We wanted to find an application of the PoC data that both assisted individual PoCs and advanced ABInBev's operations across the board. While exploring the data, we realized that we could measure volume consumed off both the draught and the bottle sales. This lead us on our quest to understand the beer vertical and horizontal markets through the lens of consumption data.
What it does
FtN predicts the sales of ABInBev products based on factors such as location, type of venue, demographics, weather conditions, day of week, and day of yea. With FtN, ABInBev sales representatives stay proactive when advertising to PoCs. Currently, FtN predicts consumption of Budweiser Draught, Stella Draught, Bud Light Draught, Labatt 50 Draught, Budweiser Bottle, and Bud Light bottle.
How we built it
We created a Neural Network using unsupervised learning and semi-supervised feature selection. First, we cleaned and filtered the data in MySQL and reorganized it to identify potential predictors of consumption. Each potential factor was analyzed for statistical significance. The predictive power of the type of establishment was tested through a Chi-Squared Goodness of Fit Test. The day of the week and the weather were tested through Pearson Correlation Coefficient. Other variables like the quality of the lines and the amount of non-beer items sold were tested but did not show a relationship or predictive strength.
Once the factors were narrowed down, we took the 4 months of consumption data and divided them into 3 months of training data and 1 month of testing data. The resulting Neural Network was able to predict the consumption of the ABInBev products w/ over 70% accuracy.
Challenges we ran into
The PoS records was broken into four files, so we had to create a master PoS file w/ over 3 million records.

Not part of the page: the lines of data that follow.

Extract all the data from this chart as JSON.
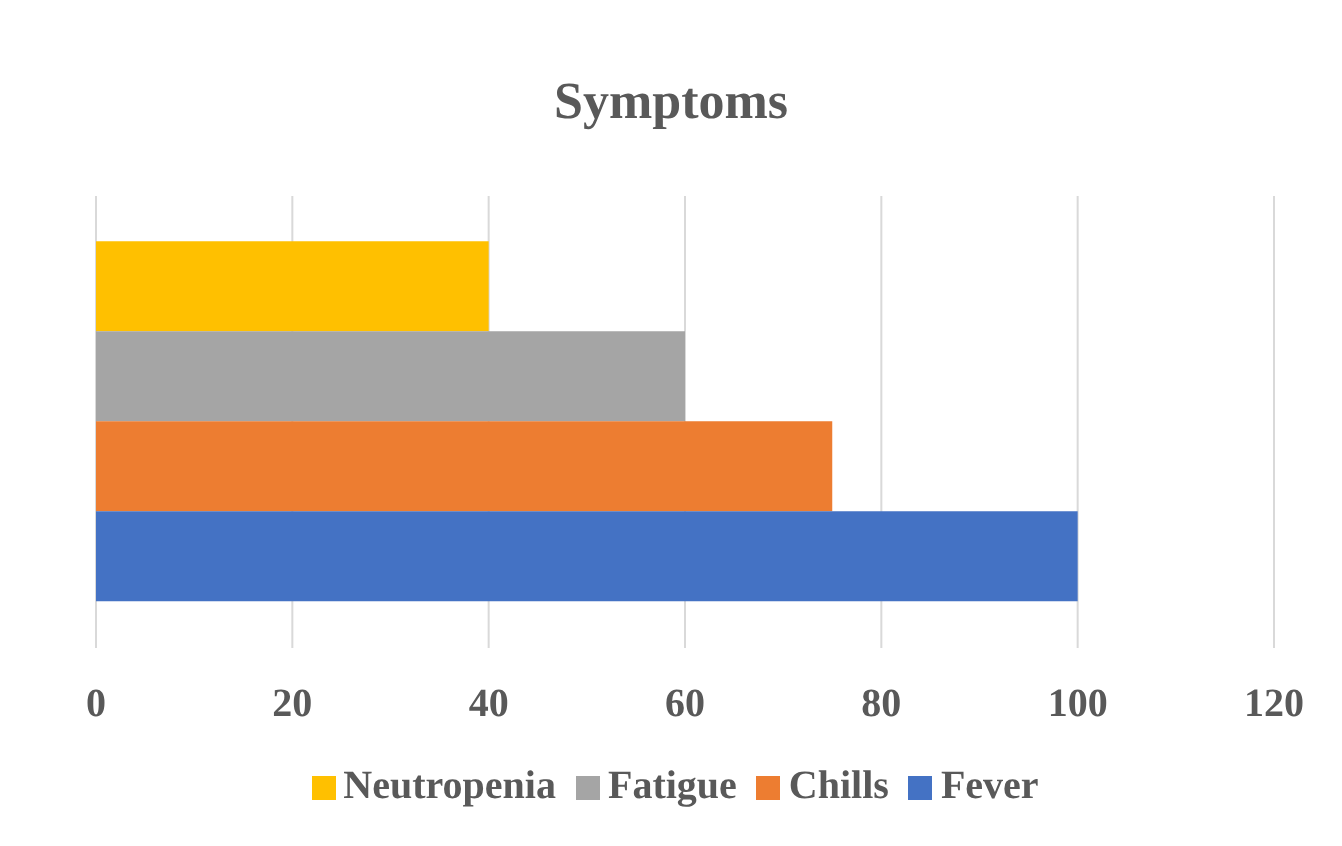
{
  "chart_data": {
    "type": "bar",
    "title": "Symptoms",
    "orientation": "horizontal",
    "categories": [
      null
    ],
    "series": [
      {
        "name": "Neutropenia",
        "color": "#ffc000",
        "values": [
          40
        ]
      },
      {
        "name": "Fatigue",
        "color": "#a5a5a5",
        "values": [
          60
        ]
      },
      {
        "name": "Chills",
        "color": "#ed7d31",
        "values": [
          75
        ]
      },
      {
        "name": "Fever",
        "color": "#4472c4",
        "values": [
          100
        ]
      }
    ],
    "xlim": [
      0,
      120
    ],
    "xticks": [
      0,
      20,
      40,
      60,
      80,
      100,
      120
    ],
    "grid": "x",
    "legend": "bottom",
    "tick_labels": "x"
  }
}
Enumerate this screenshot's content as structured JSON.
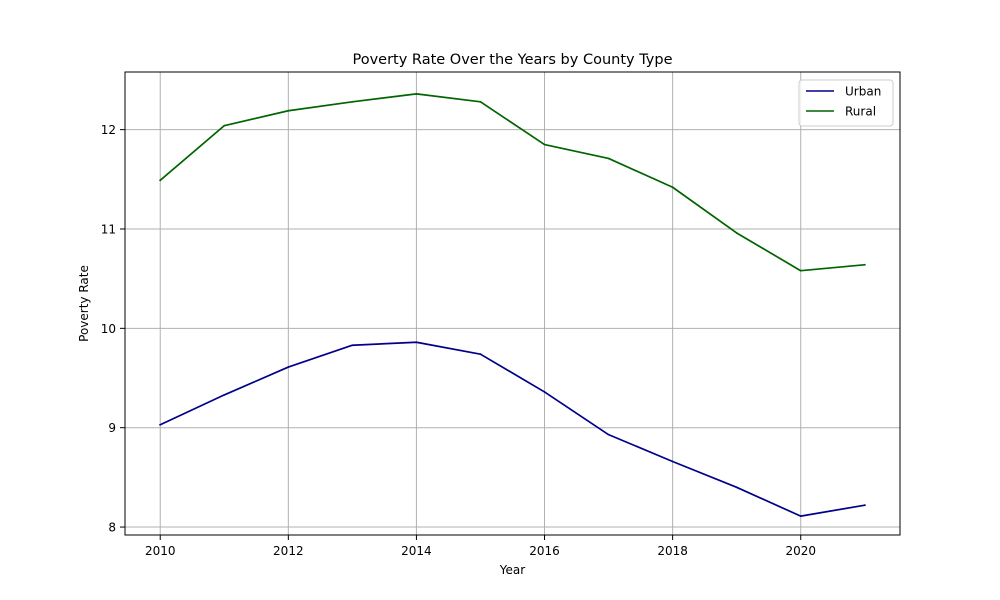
{
  "chart_data": {
    "type": "line",
    "title": "Poverty Rate Over the Years by County Type",
    "xlabel": "Year",
    "ylabel": "Poverty Rate",
    "x": [
      2010,
      2011,
      2012,
      2013,
      2014,
      2015,
      2016,
      2017,
      2018,
      2019,
      2020,
      2021
    ],
    "xlim": [
      2009.45,
      2021.55
    ],
    "ylim": [
      7.92,
      12.58
    ],
    "xticks": [
      "2010",
      "2012",
      "2014",
      "2016",
      "2018",
      "2020"
    ],
    "yticks": [
      "8",
      "9",
      "10",
      "11",
      "12"
    ],
    "grid": true,
    "legend_position": "top-right",
    "series": [
      {
        "name": "Urban",
        "color": "#00008b",
        "values": [
          9.03,
          9.33,
          9.61,
          9.83,
          9.86,
          9.74,
          9.36,
          8.93,
          8.66,
          8.4,
          8.11,
          8.22
        ]
      },
      {
        "name": "Rural",
        "color": "#006400",
        "values": [
          11.49,
          12.04,
          12.19,
          12.28,
          12.36,
          12.28,
          11.85,
          11.71,
          11.42,
          10.96,
          10.58,
          10.64
        ]
      }
    ]
  }
}
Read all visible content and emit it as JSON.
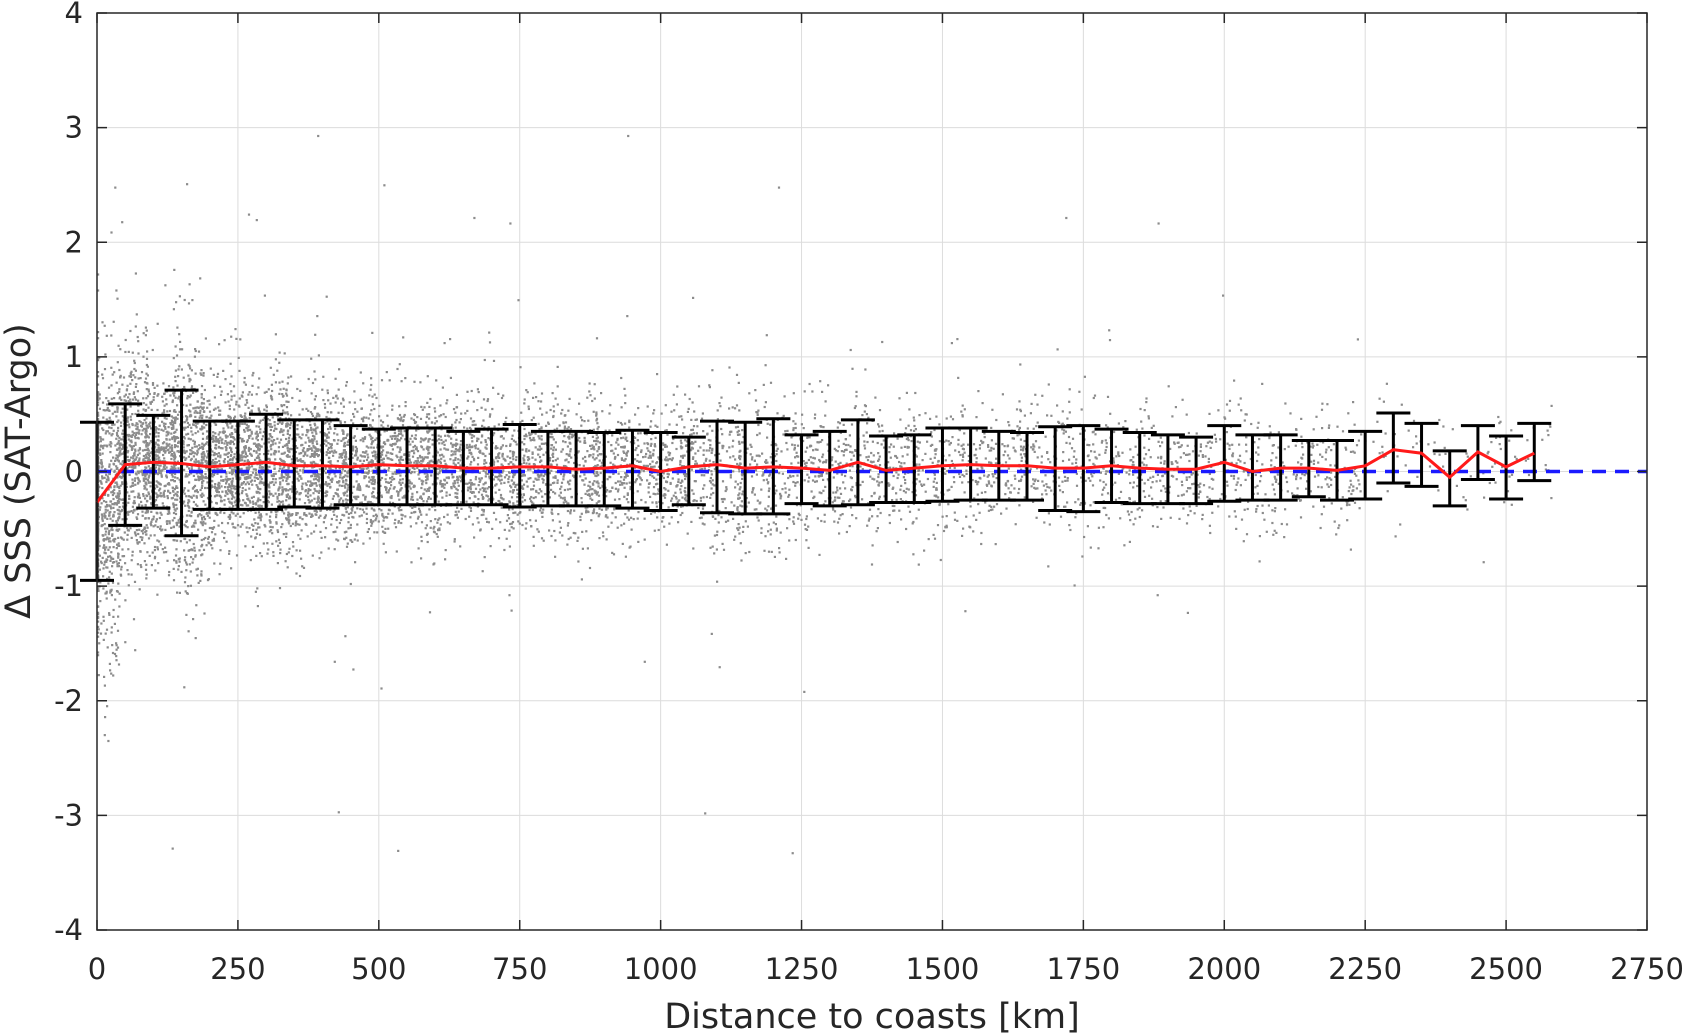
{
  "chart_data": {
    "type": "scatter",
    "xlabel": "Distance to coasts [km]",
    "ylabel": "Δ SSS (SAT-Argo)",
    "xlim": [
      0,
      2750
    ],
    "ylim": [
      -4,
      4
    ],
    "xticks": [
      0,
      250,
      500,
      750,
      1000,
      1250,
      1500,
      1750,
      2000,
      2250,
      2500,
      2750
    ],
    "yticks": [
      -4,
      -3,
      -2,
      -1,
      0,
      1,
      2,
      3,
      4
    ],
    "grid": true,
    "colors": {
      "scatter": "#8c8c8c",
      "mean": "#ff1a1a",
      "zero": "#1a1aff",
      "errorbar": "#000000",
      "grid": "#dcdcdc",
      "axis": "#262626"
    },
    "series": [
      {
        "kind": "binned_mean",
        "x": [
          0,
          50,
          100,
          150,
          200,
          250,
          300,
          350,
          400,
          450,
          500,
          550,
          600,
          650,
          700,
          750,
          800,
          850,
          900,
          950,
          1000,
          1050,
          1100,
          1150,
          1200,
          1250,
          1300,
          1350,
          1400,
          1450,
          1500,
          1550,
          1600,
          1650,
          1700,
          1750,
          1800,
          1850,
          1900,
          1950,
          2000,
          2050,
          2100,
          2150,
          2200,
          2250,
          2300,
          2350,
          2400,
          2450,
          2500,
          2550
        ],
        "y": [
          -0.27,
          0.06,
          0.08,
          0.07,
          0.04,
          0.06,
          0.08,
          0.05,
          0.05,
          0.04,
          0.06,
          0.05,
          0.05,
          0.03,
          0.03,
          0.04,
          0.04,
          0.02,
          0.03,
          0.05,
          0.0,
          0.04,
          0.06,
          0.03,
          0.04,
          0.03,
          0.01,
          0.08,
          0.01,
          0.03,
          0.05,
          0.06,
          0.05,
          0.05,
          0.03,
          0.03,
          0.05,
          0.03,
          0.02,
          0.02,
          0.08,
          0.0,
          0.03,
          0.03,
          0.01,
          0.05,
          0.19,
          0.16,
          -0.05,
          0.17,
          0.04,
          0.16
        ],
        "lower": [
          -0.95,
          -0.47,
          -0.32,
          -0.56,
          -0.33,
          -0.33,
          -0.33,
          -0.31,
          -0.32,
          -0.29,
          -0.29,
          -0.29,
          -0.29,
          -0.29,
          -0.29,
          -0.31,
          -0.3,
          -0.3,
          -0.3,
          -0.32,
          -0.34,
          -0.29,
          -0.36,
          -0.37,
          -0.37,
          -0.28,
          -0.3,
          -0.29,
          -0.27,
          -0.27,
          -0.26,
          -0.25,
          -0.25,
          -0.25,
          -0.34,
          -0.35,
          -0.27,
          -0.28,
          -0.28,
          -0.28,
          -0.26,
          -0.25,
          -0.25,
          -0.22,
          -0.25,
          -0.24,
          -0.1,
          -0.13,
          -0.3,
          -0.07,
          -0.24,
          -0.08
        ],
        "upper": [
          0.43,
          0.59,
          0.49,
          0.71,
          0.44,
          0.44,
          0.5,
          0.45,
          0.45,
          0.4,
          0.37,
          0.38,
          0.38,
          0.35,
          0.37,
          0.41,
          0.35,
          0.35,
          0.34,
          0.36,
          0.34,
          0.3,
          0.44,
          0.43,
          0.46,
          0.32,
          0.35,
          0.45,
          0.31,
          0.32,
          0.38,
          0.38,
          0.35,
          0.34,
          0.39,
          0.4,
          0.37,
          0.34,
          0.32,
          0.3,
          0.4,
          0.32,
          0.32,
          0.27,
          0.27,
          0.35,
          0.51,
          0.42,
          0.18,
          0.4,
          0.31,
          0.42
        ]
      },
      {
        "kind": "reference_line",
        "y": 0
      }
    ]
  }
}
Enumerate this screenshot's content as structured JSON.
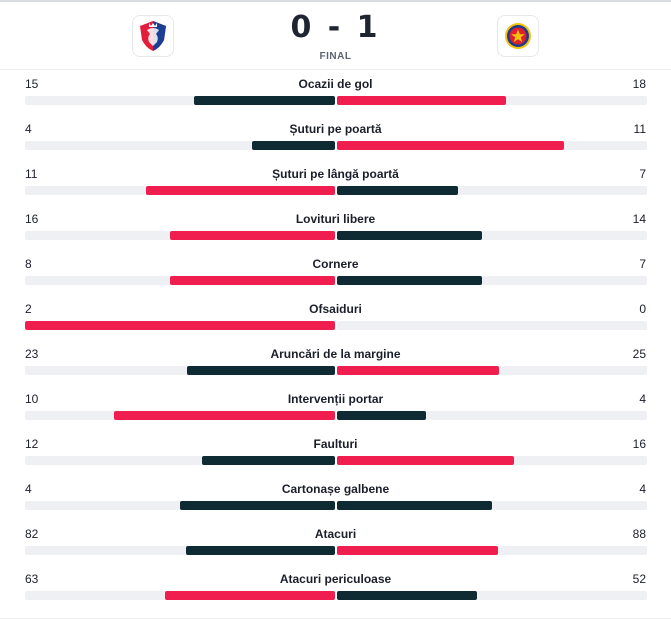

This made analysis of consumption computationally expensive when relating data across the various data sources.
When analyzing the type of PoC data for statisical significance, one challenge was overcoming the different sample sizes of PoC types. There were over 40 Bar/Pubs but only 1 Adult PoC. Creating expected values for the consumption of PoC types with small sample sizes required a bit of out of the box thinking -- utilizing a Chi-Square test but with weighted expected values based on proportion of sample size instead of the product of averages.
Accomplishments that we're proud of
The sheer effort and technical work done to analyze variables and test potential factors for statistical significance in a semi-supervised feature selection process paid off when we found over 70% accuracy for our Neural Network despite the limited number of data points.
What we learned
We learned how to distribute tasks among team members to emphasize our strengths and cover for our weaknesses. We came in as a team with a wide set of skills between Database Administrators, a Statistician, and Computer Scientists. It was confusing at first but we were able to make a supply chain to efficiently accomplish tasks.
What's next for Flop the Nuts
FtN can grow in two primary ways. First, additional data points can be gathered and this will increase the accuracy of the Neural Network. Second, additional analysis of potential factors can be performed. Additional PoCs could be added to the sample to allow for better testing of statistical significance. A suggested beer purchase for PoC from distributors can be generated off the FtN predictive model.